L'article 3 bis C créait un droit de visite des parlementaires dans les structures de l'ASE. Nous vous proposons de maintenir la suppression décidée par le Sénat. Un tel droit n'existe que pour les lieux de privation de liberté, ce que les établissements de l'ASE ne sont pas. Cela créerait donc un précédent risqué pour l'accès à de nombreuses autres structures.

Nous vous proposons d'adopter l'article 4, renforçant les contrôles des antécédents judiciaires du personnel exerçant dans le champ social et médico-social, dans la rédaction du Sénat, qui précise notamment que ceux-ci doivent s'appuyer sur le bulletin numéro deux du casier judiciaire et sur le fichier judiciaire national automatisé des auteurs d'infractions sexuelles ou violentes (FIJAIS).

Selon l'article 5, chaque établissement social ou médico-social doit définir une politique de lutte contre la maltraitance et désigner une autorité tierce à l'établissement, vers laquelle les personnes accueillies pourront se tourner en cas de difficultés. Le Sénat avait précisé que cette autorité, qui pourra visiter l'établissement à tout moment, serait désignée parmi une liste arrêtée conjointement par le président du département, le préfet et l'agence régionale de santé (ARS). Nous vous proposons de conserver cet apport.

L'article 6 rend obligatoire l'application d'un référentiel national d'évaluation des informations préoccupantes élaboré par la Haute Autorité de santé. Le Sénat avait adopté en commission le principe de communication des suites données à l'information préoccupante transmise, dans le respect de l'intérêt de l'enfant et du secret professionnel, ainsi que le recommandait en 2019 la mission d'information sénatoriale sur la répression des infractions sexuelles sur mineurs. Une proposition de rédaction reprend ce dispositif en assurant son articulation avec le droit existant.
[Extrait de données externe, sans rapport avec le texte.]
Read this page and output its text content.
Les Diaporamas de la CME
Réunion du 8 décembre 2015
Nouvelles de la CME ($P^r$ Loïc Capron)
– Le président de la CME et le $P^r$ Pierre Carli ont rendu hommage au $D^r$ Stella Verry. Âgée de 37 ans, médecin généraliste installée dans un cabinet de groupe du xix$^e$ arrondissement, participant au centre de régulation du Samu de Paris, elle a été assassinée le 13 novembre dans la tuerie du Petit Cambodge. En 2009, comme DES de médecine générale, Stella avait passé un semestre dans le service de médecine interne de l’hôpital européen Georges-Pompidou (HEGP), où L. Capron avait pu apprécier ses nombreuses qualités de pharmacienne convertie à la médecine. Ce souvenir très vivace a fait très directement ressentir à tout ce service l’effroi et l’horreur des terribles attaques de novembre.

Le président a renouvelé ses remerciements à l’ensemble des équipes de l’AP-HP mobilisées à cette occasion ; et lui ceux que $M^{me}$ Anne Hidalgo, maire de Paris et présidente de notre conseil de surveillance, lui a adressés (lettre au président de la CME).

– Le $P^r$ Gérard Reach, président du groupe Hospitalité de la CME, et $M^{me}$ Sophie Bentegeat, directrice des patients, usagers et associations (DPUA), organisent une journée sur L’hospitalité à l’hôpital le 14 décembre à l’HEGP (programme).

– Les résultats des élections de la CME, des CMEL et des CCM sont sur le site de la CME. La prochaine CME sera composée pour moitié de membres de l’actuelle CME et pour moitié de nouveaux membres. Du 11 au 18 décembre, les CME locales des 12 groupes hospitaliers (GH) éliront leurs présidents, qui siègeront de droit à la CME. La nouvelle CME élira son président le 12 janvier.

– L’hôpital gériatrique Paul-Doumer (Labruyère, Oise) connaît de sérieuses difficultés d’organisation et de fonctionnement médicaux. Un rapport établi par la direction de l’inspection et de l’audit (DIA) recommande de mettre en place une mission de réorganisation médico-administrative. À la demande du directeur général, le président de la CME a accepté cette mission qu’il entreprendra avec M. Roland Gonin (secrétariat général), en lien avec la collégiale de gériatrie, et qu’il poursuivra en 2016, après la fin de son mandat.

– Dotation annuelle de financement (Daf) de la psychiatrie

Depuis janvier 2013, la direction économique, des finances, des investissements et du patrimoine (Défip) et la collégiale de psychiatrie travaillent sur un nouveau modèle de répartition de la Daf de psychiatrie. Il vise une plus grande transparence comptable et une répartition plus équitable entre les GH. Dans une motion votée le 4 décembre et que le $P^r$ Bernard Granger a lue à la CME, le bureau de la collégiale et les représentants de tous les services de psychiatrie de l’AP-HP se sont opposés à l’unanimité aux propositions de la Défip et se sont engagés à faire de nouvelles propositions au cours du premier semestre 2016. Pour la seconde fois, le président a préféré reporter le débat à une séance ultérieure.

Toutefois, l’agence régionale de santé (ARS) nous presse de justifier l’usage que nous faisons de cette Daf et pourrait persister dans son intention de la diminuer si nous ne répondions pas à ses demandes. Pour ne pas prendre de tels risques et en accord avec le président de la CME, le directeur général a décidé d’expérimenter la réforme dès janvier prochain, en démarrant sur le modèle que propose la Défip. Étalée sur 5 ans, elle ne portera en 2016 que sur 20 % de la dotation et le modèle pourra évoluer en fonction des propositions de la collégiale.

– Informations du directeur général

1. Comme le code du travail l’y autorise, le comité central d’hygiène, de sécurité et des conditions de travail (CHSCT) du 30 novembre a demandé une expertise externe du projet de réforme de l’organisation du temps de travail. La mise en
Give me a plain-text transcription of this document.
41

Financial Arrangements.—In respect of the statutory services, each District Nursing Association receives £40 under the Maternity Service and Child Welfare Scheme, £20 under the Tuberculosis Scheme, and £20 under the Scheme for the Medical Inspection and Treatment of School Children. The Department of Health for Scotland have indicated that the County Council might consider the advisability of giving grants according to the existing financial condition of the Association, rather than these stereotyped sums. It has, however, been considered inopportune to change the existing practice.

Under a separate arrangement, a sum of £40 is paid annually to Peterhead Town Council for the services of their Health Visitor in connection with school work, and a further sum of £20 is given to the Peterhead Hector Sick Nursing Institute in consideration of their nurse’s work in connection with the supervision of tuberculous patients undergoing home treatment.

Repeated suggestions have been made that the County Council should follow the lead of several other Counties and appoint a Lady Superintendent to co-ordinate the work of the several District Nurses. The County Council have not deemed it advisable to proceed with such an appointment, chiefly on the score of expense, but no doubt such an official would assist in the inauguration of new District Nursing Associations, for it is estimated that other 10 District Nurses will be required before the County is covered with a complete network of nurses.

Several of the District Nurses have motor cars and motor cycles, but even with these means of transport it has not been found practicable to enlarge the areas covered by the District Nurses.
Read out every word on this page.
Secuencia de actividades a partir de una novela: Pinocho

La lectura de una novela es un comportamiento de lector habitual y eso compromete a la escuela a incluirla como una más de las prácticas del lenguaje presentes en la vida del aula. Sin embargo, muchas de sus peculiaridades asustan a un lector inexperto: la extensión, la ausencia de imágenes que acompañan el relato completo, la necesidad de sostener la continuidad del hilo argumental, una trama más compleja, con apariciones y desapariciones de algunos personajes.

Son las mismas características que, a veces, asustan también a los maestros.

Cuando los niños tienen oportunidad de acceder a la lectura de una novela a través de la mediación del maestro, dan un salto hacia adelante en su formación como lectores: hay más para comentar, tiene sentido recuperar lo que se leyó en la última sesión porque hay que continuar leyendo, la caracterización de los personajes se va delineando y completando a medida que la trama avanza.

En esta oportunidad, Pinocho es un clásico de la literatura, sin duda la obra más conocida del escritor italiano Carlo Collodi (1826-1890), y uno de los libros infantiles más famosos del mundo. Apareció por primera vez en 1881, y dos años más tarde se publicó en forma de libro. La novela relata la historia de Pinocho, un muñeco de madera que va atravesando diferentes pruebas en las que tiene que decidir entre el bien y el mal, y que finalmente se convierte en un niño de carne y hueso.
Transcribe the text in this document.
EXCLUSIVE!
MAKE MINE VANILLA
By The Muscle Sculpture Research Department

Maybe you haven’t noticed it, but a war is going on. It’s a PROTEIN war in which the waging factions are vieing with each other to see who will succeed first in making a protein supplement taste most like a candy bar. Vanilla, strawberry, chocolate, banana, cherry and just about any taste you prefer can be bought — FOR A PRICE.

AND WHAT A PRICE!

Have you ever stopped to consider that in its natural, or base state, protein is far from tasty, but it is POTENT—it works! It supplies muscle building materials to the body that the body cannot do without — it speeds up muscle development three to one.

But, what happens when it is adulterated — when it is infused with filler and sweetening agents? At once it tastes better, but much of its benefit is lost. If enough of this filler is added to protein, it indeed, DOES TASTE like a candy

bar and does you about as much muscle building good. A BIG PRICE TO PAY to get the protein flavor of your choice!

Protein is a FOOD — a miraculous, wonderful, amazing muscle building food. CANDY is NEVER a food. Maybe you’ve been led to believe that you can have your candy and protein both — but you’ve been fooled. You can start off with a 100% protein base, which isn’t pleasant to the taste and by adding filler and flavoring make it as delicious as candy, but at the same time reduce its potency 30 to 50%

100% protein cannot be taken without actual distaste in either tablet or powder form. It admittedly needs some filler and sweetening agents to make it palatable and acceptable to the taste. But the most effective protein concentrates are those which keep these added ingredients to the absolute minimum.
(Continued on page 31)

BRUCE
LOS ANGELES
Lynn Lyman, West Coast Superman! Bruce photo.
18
Nous souhaitons compléter l'article 4 bis pour que l'inscription au FIJAIS de toute personne vivant au domicile des assistants familiaux et maternels, y compris les mineurs de plus de 13 ans - hors ceux accueillis au titre de l'ASE -, fasse obstacle à la délivrance de l'agrément. Cette rédaction permet de reprendre les dispositions de l'article 10 bis, introduit par le Sénat et que nous vous proposons de supprimer, et de mieux prévenir les risques de maltraitance chez les assistants maternels ou familiaux.

Plusieurs articles portent sur l'office du juge des enfants en matière d'assistance éducative. En vertu de l'article 7, le juge des enfants peut renvoyer une affaire particulièrement complexe devant une formation collégiale. Dans le texte adopté par l'Assemblée nationale, cette formation devait être composée de trois juges des enfants en exercice. Pour assurer leur effectivité, le Sénat a modifié ces dispositions en prévoyant que la composition de la formation devait en priorité comporter des juges des enfants ou d'anciens juges des enfants. Nous vous invitons à revenir au texte adopté en commission à l'Assemblée nationale, qui ne précise pas la composition de la formation collégiale. Nous éviterons ainsi de potentiels contentieux et permettrons à chaque juridiction de s'adapter au mieux aux circonstances locales.

L'article 7 bis permet au juge des enfants de demander au bâtonnier la désignation d'un avocat pour l'enfant capable de discernement lorsque son intérêt l'exige. Dans le texte adopté par le Sénat, le président du conseil départemental peut également la solliciter. Une proposition de rédaction conditionne la désignation à l'intérêt de l'enfant et donne au président du département la possibilité de demander qu'un administrateur ad hoc soit désigné pour l'enfant non capable de discernement.

L'article 3 bis G permet au juge des enfants de prononcer des mesures d'assistance éducative en milieu ouvert (AEMO), intensive ou renforcée. Le Sénat a limité à six mois renouvelables la durée de la mesure pour obliger le juge à revoir régulièrement la situation afin d'adapter le suivi éducatif aux besoins de l'enfant. La durée de six mois pouvant toutefois être trop courte pour que le juge apprécie les effets de l'AEMO renforcée, nous vous proposons de la porter à un an.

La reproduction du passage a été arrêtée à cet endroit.